Selon mon expérience de principale adjointe, pour faire réussir l’école inclusive, les chefs d’établissement doivent oser assumer deux identités : celle de pilote pédagogique, et celle de manager. La première a déjà été largement discutée. Pour la seconde, il existe par exemple un master de management des organisations scolaires[[MADOS, en distanciel à l’ESEN ; GEDOS en présentiel à l’Université UPEMLV.]] où il est question de management du changement. On y apprend que le changement fait peur, qu’il prend du temps. On y enseigne des méthodes managériales parfaitement adaptées à notre métier pour s’y confronter : comprendre la nature des oppositions, faire confiance, s’appuyer sur les initiatives, associer. Ces outils constituent un guide nécessaire pour l’action. Au cœur de la tempête, ce sont la solidarité de l’équipe de direction et la détermination qui font la différence. Au collège, les conflits ont duré deux ans et demi. Le Principal a gardé le cap. Les élèves à besoins éducatifs particuliers décrochent moins, réussissent mieux, sont plus épanouis. Une partie des équipes enseignantes reconnaît que l’expérimentation a eu un impact positif sur leurs pratiques. Naturellement, ils utilisent désormais ces compétences à destination de tous les élèves.

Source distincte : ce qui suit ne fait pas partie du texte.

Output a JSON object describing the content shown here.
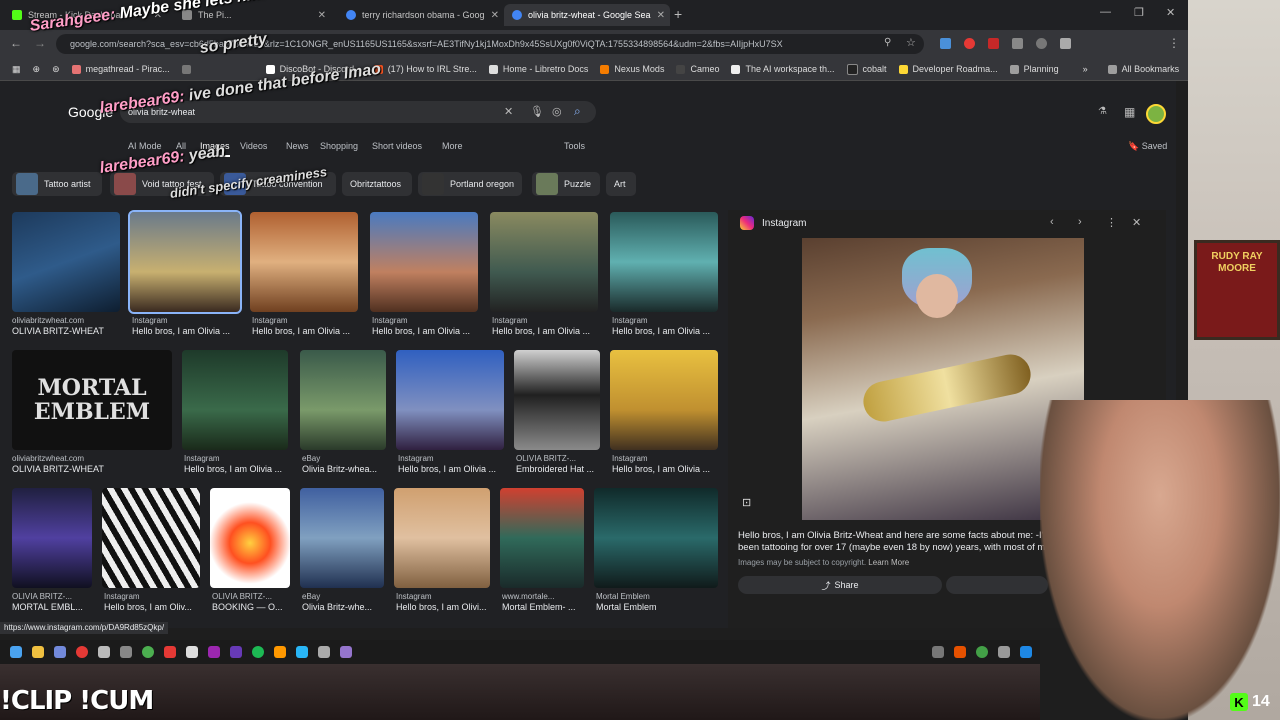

L’école inclusive présente un réel défi. Elle suppose un renouvellement des pratiques, et rend la gestion de classe plus subtile. Ces changements impactent l’identité professionnelle des acteurs, et engendrent des peurs légitimes. Il est intéressant de dépasser ces peurs. L’école inclusive rend en effet facilement manifestes et explicites les besoins éducatifs particuliers. Tous constatent vite alors que les différents profils d’élèves ont plus de points communs que de différences et que les enseignants ont les compétences professionnelles nécessaires à leur accompagnement. La logique inclusive devient un puissant levier de changement, et une véritable occasion de faire naître une réflexion collective sur les enjeux de l’école de demain. Le collège César-Franck a ainsi sur plusieurs points anticipé la réforme du collège (travail en équipe, personnalisation des parcours, évaluation). C’est par un double mouvement de réflexion sur les besoins des élèves et des inquiétudes des enseignants que l’école trouvera le chemin de sa réussite.